Friday, August 31, 2018

WaPo Making Up New Concepts of Tribalism to Claim "Trump Voters Are Wayciss"


WaPo |  You remember the photo, taken in early August, of two men at an Ohio Trump rally whose matching T-shirts read, “I’d rather be a Russian than a Democrat.” (Now you can buy them online for $14.) It was a gibe that spoke to our moment. The Republican brand — as with presidential nominees John McCain and Mitt Romney — used to be pointedly anti-Russian; Romney called Moscow our chief global enemy. In the Trump era, though, you can be a Republican Russophile for whom Vladi­mir Putin is a defender of conservative values. American politics, it has become plain, is driven less by ideological commitments than by partisan identities — less by what we think than by what we are. Identity precedes ideology.
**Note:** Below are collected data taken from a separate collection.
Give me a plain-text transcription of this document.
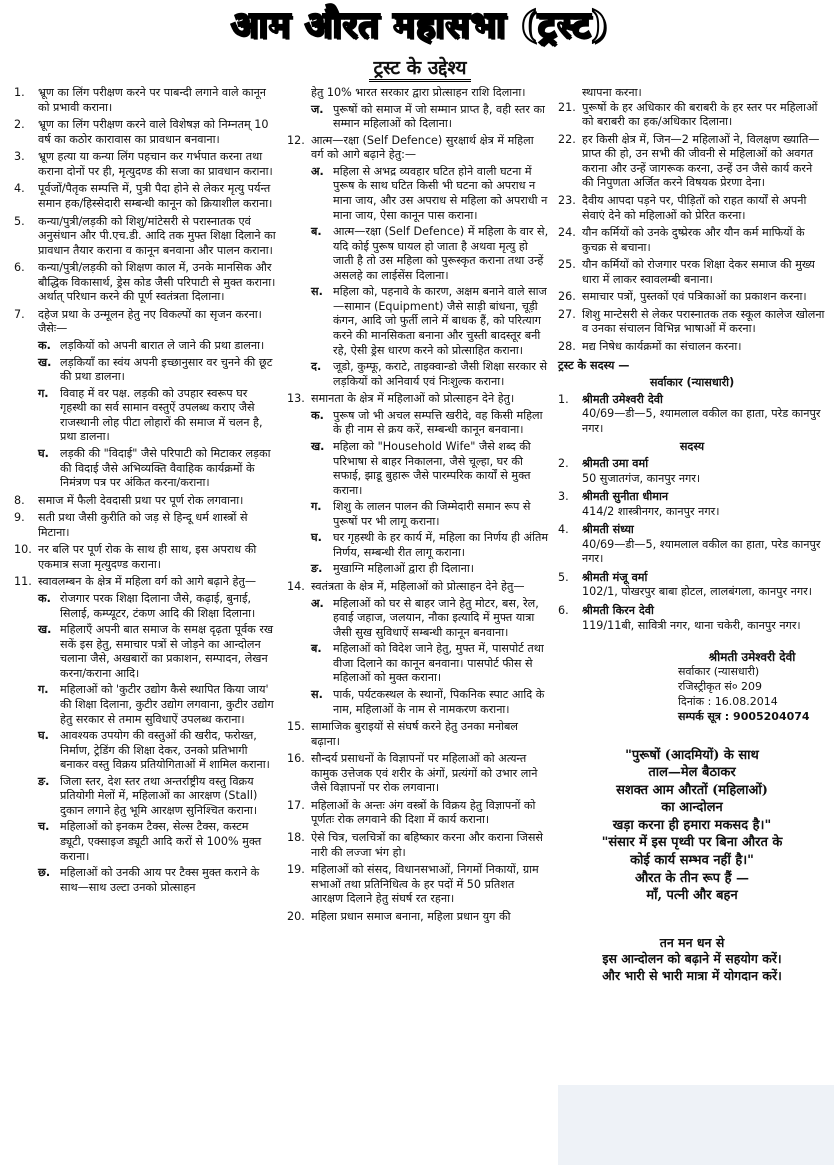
आम औरत महासभा (ट्रस्ट)
ट्रस्ट के उद्देश्य
1.	भ्रूण का लिंग परीक्षण करने पर पाबन्दी लगाने वाले कानून को प्रभावी कराना।
2.	भ्रूण का लिंग परीक्षण करने वाले विशेषज्ञ को निम्नतम् 10 वर्ष का कठोर कारावास का प्रावधान बनवाना।
3.	भ्रूण हत्या या कन्या लिंग पहचान कर गर्भपात करना तथा कराना दोनों पर ही, मृत्युदण्ड की सजा का प्रावधान कराना।
4.	पूर्वजों/पैतृक सम्पत्ति में, पुत्री पैदा होने से लेकर मृत्यु पर्यन्त समान हक/हिस्सेदारी सम्बन्धी कानून को क्रियाशील कराना।
5.	कन्या/पुत्री/लड़की को शिशु/मांटेसरी से परास्नातक एवं अनुसंधान और पी.एच.डी. आदि तक मुफ्त शिक्षा दिलाने का प्रावधान तैयार कराना व कानून बनवाना और पालन कराना।
6.	कन्या/पुत्री/लड़की को शिक्षण काल में, उनके मानसिक और बौद्धिक विकासार्थ, ड्रेस कोड जैसी परिपाटी से मुक्त कराना। अर्थात् परिधान करने की पूर्ण स्वतंत्रता दिलाना।
7.	दहेज प्रथा के उन्मूलन हेतु नए विकल्पों का सृजन करना। जैसेः—
क. लड़कियों को अपनी बारात ले जाने की प्रथा डालना।
ख. लड़कियाँ का स्वंय अपनी इच्छानुसार वर चुनने की छूट की प्रथा डालना।
ग. विवाह में वर पक्ष. लड़की को उपहार स्वरूप घर गृहस्थी का सर्व सामान वस्तुऐं उपलब्ध कराए जैसे राजस्थानी लोह पीटा लोहारों की समाज में चलन है, प्रथा डालना।
घ. लड़की की "विदाई" जैसे परिपाटी को मिटाकर लड़का की विदाई जैसे अभिव्यक्ति वैवाहिक कार्यक्रमों के निमंत्रण पत्र पर अंकित करना/कराना।
8.	समाज में फैली देवदासी प्रथा पर पूर्ण रोक लगवाना।
9.	सती प्रथा जैसी कुरीति को जड़ से हिन्दू धर्म शास्त्रों से मिटाना।
10. नर बलि पर पूर्ण रोक के साथ ही साथ, इस अपराध की एकमात्र सजा मृत्युदण्ड कराना।
11. स्वावलम्बन के क्षेत्र में महिला वर्ग को आगे बढ़ाने हेतु—
क. रोजगार परक शिक्षा दिलाना जैसे, कढ़ाई, बुनाई, सिलाई, कम्प्यूटर, टंकण आदि की शिक्षा दिलाना।
ख. महिलाएँ अपनी बात समाज के समक्ष दृढ़ता पूर्वक रख सकें इस हेतु, समाचार पत्रों से जोड़ने का आन्दोलन चलाना जैसे, अखबारों का प्रकाशन, सम्पादन, लेखन करना/कराना आदि।
ग. महिलाओं को 'कुटीर उद्योग कैसे स्थापित किया जाय' की शिक्षा दिलाना, कुटीर उद्योग लगवाना, कुटीर उद्योग हेतु सरकार से तमाम सुविधाऐं उपलब्ध कराना।
घ. आवश्यक उपयोग की वस्तुओं की खरीद, फरोख्त, निर्माण, ट्रेडिंग की शिक्षा देकर, उनको प्रतिभागी बनाकर वस्तु विक्रय प्रतियोगिताओं में शामिल कराना।
ङ. जिला स्तर, देश स्तर तथा अन्तर्राष्ट्रीय वस्तु विक्रय प्रतियोगी मेलों में, महिलाओं का आरक्षण (Stall) दुकान लगाने हेतु भूमि आरक्षण सुनिश्चित कराना।
च. महिलाओं को इनकम टैक्स, सेल्स टैक्स, कस्टम ड्यूटी, एक्साइज ड्यूटी आदि करों से 100% मुक्त कराना।
छ. महिलाओं को उनकी आय पर टैक्स मुक्त कराने के साथ—साथ उल्टा उनको प्रोत्साहन
हेतु 10% भारत सरकार द्वारा प्रोत्साहन राशि दिलाना।
ज. पुरूषों को समाज में जो सम्मान प्राप्त है, वही स्तर का सम्मान महिलाओं को दिलाना।
12. आत्म—रक्षा (Self Defence) सुरक्षार्थ क्षेत्र में महिला वर्ग को आगे बढ़ाने हेतु:—
अ. महिला से अभद्र व्यवहार घटित होने वाली घटना में पुरूष के साथ घटित किसी भी घटना को अपराध न माना जाय, और उस अपराध से महिला को अपराधी न माना जाय, ऐसा कानून पास कराना।
ब. आत्म—रक्षा (Self Defence) में महिला के वार से, यदि कोई पुरूष घायल हो जाता है अथवा मृत्यु हो जाती है तो उस महिला को पुरूस्कृत कराना तथा उन्हें असलहे का लाईसेंस दिलाना।
स. महिला को, पहनावे के कारण, अक्षम बनाने वाले साज—सामान (Equipment) जैसे साड़ी बांधना, चूड़ी कंगन, आदि जो फुर्ती लाने में बाधक हैं, को परित्याग करने की मानसिकता बनाना और चुस्ती बादस्तूर बनी रहे, ऐसी ड्रेस धारण करने को प्रोत्साहित कराना।
द. जूडो, कुम्फू, कराटे, ताइक्वान्डो जैसी शिक्षा सरकार से लड़कियों को अनिवार्य एवं निःशुल्क कराना।
13. समानता के क्षेत्र में महिलाओं को प्रोत्साहन देने हेतु।
क. पुरूष जो भी अचल सम्पत्ति खरीदे, वह किसी महिला के ही नाम से क्रय करें, सम्बन्धी कानून बनवाना।
ख. महिला को "Household Wife" जैसे शब्द की परिभाषा से बाहर निकालना, जैसे चूल्हा, घर की सफाई, झाडू बुहारू जैसे पारम्परिक कार्यों से मुक्त कराना।
ग. शिशु के लालन पालन की जिम्मेदारी समान रूप से पुरूषों पर भी लागू कराना।
घ. घर गृहस्थी के हर कार्य में, महिला का निर्णय ही अंतिम निर्णय, सम्बन्धी रीत लागू कराना।
ङ. मुखाग्नि महिलाओं द्वारा ही दिलाना।
14. स्वतंत्रता के क्षेत्र में, महिलाओं को प्रोत्साहन देने हेतु—
अ. महिलाओं को घर से बाहर जाने हेतु मोटर, बस, रेल, हवाई जहाज, जलयान, नौका इत्यादि में मुफ्त यात्रा जैसी सुख सुविधाऐं सम्बन्धी कानून बनवाना।
ब. महिलाओं को विदेश जाने हेतु, मुफ्त में, पासपोर्ट तथा वीजा दिलाने का कानून बनवाना। पासपोर्ट फीस से महिलाओं को मुक्त कराना।
स. पार्क, पर्यटकस्थल के स्थानों, पिकनिक स्पाट आदि के नाम, महिलाओं के नाम से नामकरण कराना।
15. सामाजिक बुराइयों से संघर्ष करने हेतु उनका मनोबल बढ़ाना।
16. सौन्दर्य प्रसाधनों के विज्ञापनों पर महिलाओं को अत्यन्त कामुक उत्तेजक एवं शरीर के अंगों, प्रत्यंगों को उभार लाने जैसे विज्ञापनों पर रोक लगवाना।
17. महिलाओं के अन्तः अंग वस्त्रों के विक्रय हेतु विज्ञापनों को पूर्णतः रोक लगवाने की दिशा में कार्य कराना।
18. ऐसे चित्र, चलचित्रों का बहिष्कार करना और कराना जिससे नारी की लज्जा भंग हो।
19. महिलाओं को संसद, विधानसभाओं, निगमों निकायों, ग्राम सभाओं तथा प्रतिनिधित्व के हर पदों में 50 प्रतिशत आरक्षण दिलाने हेतु संघर्ष रत रहना।
20. महिला प्रधान समाज बनाना, महिला प्रधान युग की
स्थापना करना।
21. पुरूषों के हर अधिकार की बराबरी के हर स्तर पर महिलाओं को बराबरी का हक/अधिकार दिलाना।
22. हर किसी क्षेत्र में, जिन—2 महिलाओं ने, विलक्षण ख्याति—प्राप्त की हो, उन सभी की जीवनी से महिलाओं को अवगत कराना और उन्हें जागरूक करना, उन्हें उन जैसे कार्य करने की निपुणता अर्जित करने विषयक प्रेरणा देना।
23. दैवीय आपदा पड़ने पर, पीड़ितों को राहत कार्यों से अपनी सेवाएं देने को महिलाओं को प्रेरित करना।
24. यौन कर्मियों को उनके दुष्प्रेरक और यौन कर्म माफियों के कुचक्र से बचाना।
25. यौन कर्मियों को रोजगार परक शिक्षा देकर समाज की मुख्य धारा में लाकर स्वावलम्बी बनाना।
26. समाचार पत्रों, पुस्तकों एवं पत्रिकाओं का प्रकाशन करना।
27. शिशु मान्टेसरी से लेकर परास्नातक तक स्कूल कालेज खोलना व उनका संचालन विभिन्न भाषाओं में करना।
28. मद्य निषेध कार्यक्रमों का संचालन करना।
ट्रस्ट के सदस्य —
सर्वाकार (न्यासधारी)
1. श्रीमती उमेश्वरी देवी
40/69—डी—5, श्यामलाल वकील का हाता, परेड कानपुर नगर।
सदस्य
2. श्रीमती उमा वर्मा
50 सुजातगंज, कानपुर नगर।
3. श्रीमती सुनीता धीमान
414/2 शास्त्रीनगर, कानपुर नगर।
4. श्रीमती संध्या
40/69—डी—5, श्यामलाल वकील का हाता, परेड कानपुर नगर।
5. श्रीमती मंजू वर्मा
102/1, पोखरपुर बाबा होटल, लालबंगला, कानपुर नगर।
6. श्रीमती किरन देवी
119/11बी, सावित्री नगर, थाना चकेरी, कानपुर नगर।
श्रीमती उमेश्वरी देवी
सर्वाकार (न्यासधारी)
रजिस्ट्रीकृत सं० 209
दिनांक : 16.08.2014
सम्पर्क सूत्र : 9005204074
"पुरूषों (आदमियों) के साथ
ताल—मेल बैठाकर
सशक्त आम औरतों (महिलाओं)
का आन्दोलन
खड़ा करना ही हमारा मकसद है।"
"संसार में इस पृथ्वी पर बिना औरत के
कोई कार्य सम्भव नहीं है।"
औरत के तीन रूप हैं —
माँ, पत्नी और बहन
तन मन धन से
इस आन्दोलन को बढ़ाने में सहयोग करें।
और भारी से भारी मात्रा में योगदान करें।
“The Democratic Party today is divided over whether it wants to focus on the economy or identity,” the veteran strategist and pollster Stanley B. Greenberg, a man of the economy-first school, has said. But once you come to grips with the potency of partisan-identity politics, the binary falls away. So does the assumption that the great majority of Republicans who support Trump are drawn to his noxious views. (That’s the good news in the bad news.) Among candidates who led in the Republican primaries, after all, his percentage of the vote was the lowest in nearly half a century. Identity groups come to rally behind their leaders, and partisan identification wouldn’t be so stable if it didn’t allow for a great deal of ideological flexibility. That’s why rank-and-file Republicans could go from “We need to stand up to Putin!” to “Why wouldn’t we want to get along with Putin?” in the time it takes to say: Rubio’s out, Trump’s in.

What’s true of partisan allegiance is true of ideological allegiance. In research published earlier this year, political scientist Lilliana Mason conducted a national survey that determined where people stood on various hot-button issues: same-sex marriage, abortion, gun control, immigration, the Affordable Care Act, the deficit. Then they were asked how they felt about spending time with liberals or conservatives. About becoming friends with one. About marrying one.